Une nouvelle étude documentée vient de voir le jour sous la plume du professeur Cesare Catananti, ancien directeur général de la polyclinique Gemelli, qui jette un éclairage nouveau sur le fameux décret d’excommunication des communistes, qui fit couler beaucoup d’encre en son temps.
L’intérêt de l’ouvrage La scomunica ai comunisti – L’excommunication des communistes, ed San Paolo, 384 pages, 25 euros, (non traduit à ce jour) – réside dans le fait que l’auteur a pu avoir accès aux archives secrètes du Saint-Office, qui sont désormais ouvertes aux chercheurs, pour la période couvrant le pontificat de Pie XII (1939-1958) l’un des plus contesté de toute l’Histoire de l’Eglise.
13 juillet 1949. Coup de tonnerre dans un ciel calme : le Saint-Siège publie le décret d’excommunication des communistes, signé par le pape Pie XII deux jours auparavant.
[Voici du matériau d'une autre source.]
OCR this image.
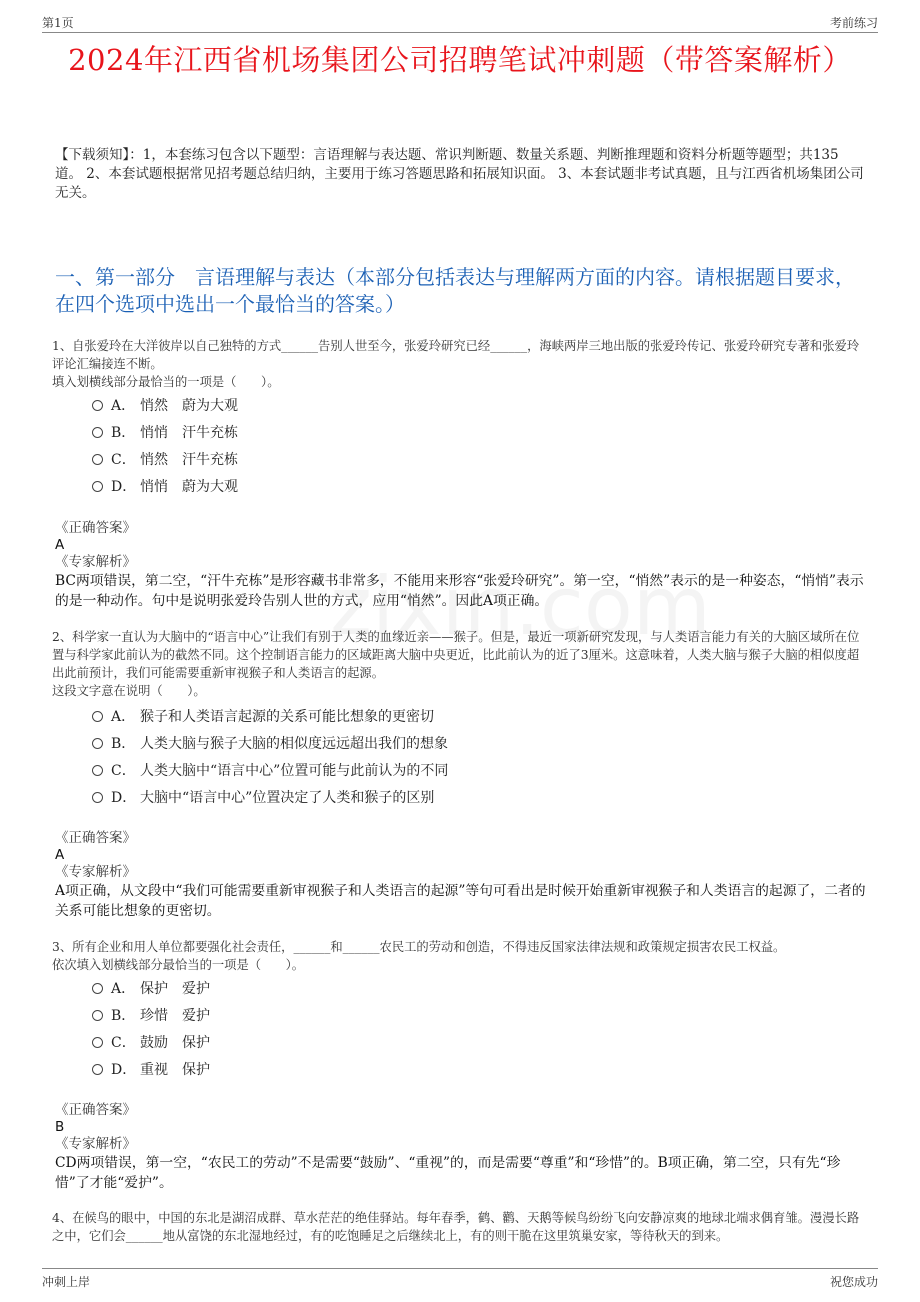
第1页	考前练习
2024年江西省机场集团公司招聘笔试冲刺题（带答案解析）
【下载须知】：1，本套练习包含以下题型：言语理解与表达题、常识判断题、数量关系题、判断推理题和资料分析题等题型；共135道。 2、本套试题根据常见招考题总结归纳，主要用于练习答题思路和拓展知识面。 3、本套试题非考试真题，且与江西省机场集团公司无关。
一、第一部分　言语理解与表达（本部分包括表达与理解两方面的内容。请根据题目要求，在四个选项中选出一个最恰当的答案。）

1、自张爱玲在大洋彼岸以自己独特的方式______告别人世至今，张爱玲研究已经______，海峡两岸三地出版的张爱玲传记、张爱玲研究专著和张爱玲评论汇编接连不断。

填入划横线部分最恰当的一项是（　　）。

A． 悄然　蔚为大观
B． 悄悄　汗牛充栋
C． 悄然　汗牛充栋
D． 悄悄　蔚为大观
《正确答案》
A
《专家解析》
BC两项错误，第二空，“汗牛充栋”是形容藏书非常多，不能用来形容“张爱玲研究”。第一空，“悄然”表示的是一种姿态，“悄悄”表示的是一种动作。句中是说明张爱玲告别人世的方式，应用“悄然”。因此A项正确。

2、科学家一直认为大脑中的“语言中心”让我们有别于人类的血缘近亲——猴子。但是，最近一项新研究发现，与人类语言能力有关的大脑区域所在位置与科学家此前认为的截然不同。这个控制语言能力的区域距离大脑中央更近，比此前认为的近了3厘米。这意味着，人类大脑与猴子大脑的相似度超出此前预计，我们可能需要重新审视猴子和人类语言的起源。

这段文字意在说明（　　）。

A． 猴子和人类语言起源的关系可能比想象的更密切
B． 人类大脑与猴子大脑的相似度远远超出我们的想象
C． 人类大脑中“语言中心”位置可能与此前认为的不同
D． 大脑中“语言中心”位置决定了人类和猴子的区别
《正确答案》
A
《专家解析》
A项正确，从文段中“我们可能需要重新审视猴子和人类语言的起源”等句可看出是时候开始重新审视猴子和人类语言的起源了，二者的关系可能比想象的更密切。

3、所有企业和用人单位都要强化社会责任，______和______农民工的劳动和创造，不得违反国家法律法规和政策规定损害农民工权益。

依次填入划横线部分最恰当的一项是（　　）。

A． 保护　爱护
B． 珍惜　爱护
C． 鼓励　保护
D． 重视　保护
《正确答案》
B
《专家解析》
CD两项错误，第一空，“农民工的劳动”不是需要“鼓励”、“重视”的，而是需要“尊重”和“珍惜”的。B项正确，第二空，只有先“珍惜”了才能“爱护”。

4、在候鸟的眼中，中国的东北是湖沼成群、草水茫茫的绝佳驿站。每年春季，鹤、鹳、天鹅等候鸟纷纷飞向安静凉爽的地球北端求偶育雏。漫漫长路之中，它们会______地从富饶的东北湿地经过，有的吃饱睡足之后继续北上，有的则干脆在这里筑巢安家，等待秋天的到来。

冲刺上岸	祝您成功
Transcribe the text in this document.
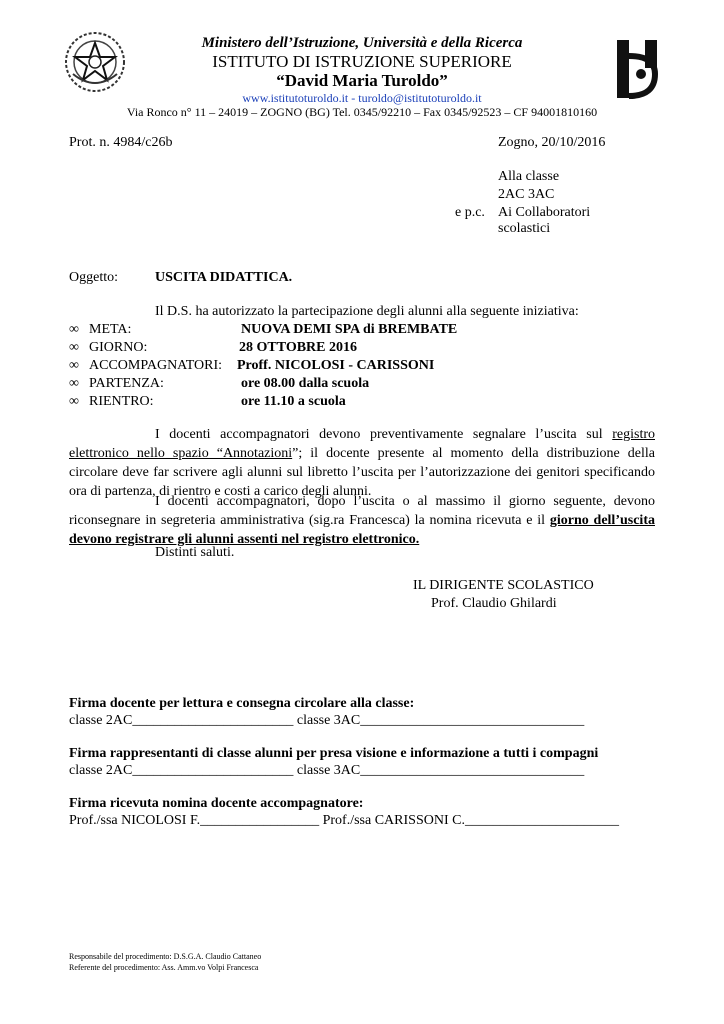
Ministero dell’Istruzione, Università e della Ricerca
ISTITUTO DI ISTRUZIONE SUPERIORE
“David Maria Turoldo”
www.istitutoturoldo.it - turoldo@istitutoturoldo.it
Via Ronco n° 11 – 24019 – ZOGNO (BG) Tel. 0345/92210 – Fax 0345/92523 – CF 94001810160
Prot. n. 4984/c26b	Zogno, 20/10/2016
Alla classe
2AC 3AC
e p.c. Ai Collaboratori
scolastici
Oggetto:	USCITA DIDATTICA.
Il D.S. ha autorizzato la partecipazione degli alunni alla seguente iniziativa:
∞ META:	NUOVA DEMI SPA di BREMBATE
∞ GIORNO:	28 OTTOBRE 2016
∞ ACCOMPAGNATORI: Proff. NICOLOSI - CARISSONI
∞ PARTENZA:	ore 08.00 dalla scuola
∞ RIENTRO:	ore 11.10 a scuola
I docenti accompagnatori devono preventivamente segnalare l’uscita sul registro elettronico nello spazio “Annotazioni”; il docente presente al momento della distribuzione della circolare deve far scrivere agli alunni sul libretto l’uscita per l’autorizzazione dei genitori specificando ora di partenza, di rientro e costi a carico degli alunni.
I docenti accompagnatori, dopo l’uscita o al massimo il giorno seguente, devono riconsegnare in segreteria amministrativa (sig.ra Francesca) la nomina ricevuta e il giorno dell’uscita devono registrare gli alunni assenti nel registro elettronico.
Distinti saluti.
IL DIRIGENTE SCOLASTICO
Prof. Claudio Ghilardi
Firma docente per lettura e consegna circolare alla classe:
classe 2AC_______________________ classe 3AC________________________________
Firma rappresentanti di classe alunni per presa visione e informazione a tutti i compagni
classe 2AC_______________________ classe 3AC________________________________
Firma ricevuta nomina docente accompagnatore:
Prof./ssa NICOLOSI F._________________ Prof./ssa CARISSONI C.______________________
Responsabile del procedimento: D.S.G.A. Claudio Cattaneo
Referente del procedimento: Ass. Amm.vo Volpi Francesca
Désormais, tous ceux qui « font profession de la doctrine matérialiste et antichrétienne des communistes, et particulièrement ceux qui la défendent et la propagent librement et en toute connaissance de cause, encourent ipso facto (…) l’excommunication spécialement réservée au Saint-Siège ».
Soixante-treize ans plus tard, les documents, jusqu’ici classifiés, consultés par Cesare Catananti, éclairent le processus ayant mené le pontife romain d’alors, à prendre une décision lourde de conséquences pour toute l’Eglise.
Les raisons derrière ce décret
Il ressort que le décret d’excommunication est le résultat de plusieurs facteurs décisifs. Tout d’abord, la situation à l’Est. Derrière le Rideau de fer, en effet, la répression contre les membres de la hiérarchie catholique était féroce, avec un but avoué du côté des Rouges : créer un peu partout des Eglises locales totalement entre les mains du Régime.
Oltretevere, on avait alors pleinement conscience que le bolchevisme visait l’Eglise catholique au cœur, non pour simplement la réduire au silence, mais pour la détruire de fond en comble. En cela, le décret d’excommunication apparaît, pour Pie XII, comme une opération-survie.
Autre facteur important, la situation en Italie : la péninsule compte, en 1949, environ deux millions de militants communistes, qui n’ont rien à voir avec la figure bonhomme du Peppone de Don Camillo…
D’autant plus que les archives du Saint-Siège montrent que le Pape disposait d’informations – confirmées depuis par Moscou et les archives du Parti communiste italien – selon lesquelles un soulèvement armé était très sérieusement envisagé : il fallait parer au plus pressé, et rappeler à l’ordre les nombreux catholiques égarés dans le communisme, mais encore attachés aux traditions de leur enfance, comme les funérailles et les mariages à l’Eglise, interdits par le décret de 1949.
Dans le même temps, cela permettait de donner un coup de pouce décisif à la Démocratie chrétienne – parti fondé en 1942 et soutenu par le Vatican – qui dominera pour longtemps la vie politique italienne, à partir de 1949 notamment.
A la lecture des archives du Saint-Office, Cesare Catananti conclut sur un bilan en demi-teinte, pour un décret qui n’aurait « pas atteint les objectifs qu’il se fixait » : l’application de la peine canonique n’a pas toujours été très aisée, chaque évêque interprétant parfois à sa manière le scienter et libere – l’adhésion consciente, libre et intime – entrainant l’excommunication. Mais peut-être ce flou juridique était-il voulu, afin de permettre aux évêques d’agir en pasteurs, et non pas seulement en censeurs ?
Quoiqu’il en soit, l’auteur souligne qu’il faut replacer ce décret « à fort caractère religieux » dans un contexte spirituel très fort : au même moment, les archéologues découvrent le tombeau de saint Pierre, sous l’autel de la confession de la Basilique vaticane, confirmant la Tradition et lui donnant un poids inégalé.
Quelques mois plus tard, s’ouvre l’année sainte 1950 qui culmine avec la déclaration du dogme de l’Assomption de Notre Dame, celle dont le Cœur Immaculé devrait un jour triompher des erreurs que le communisme a répandues à travers le monde.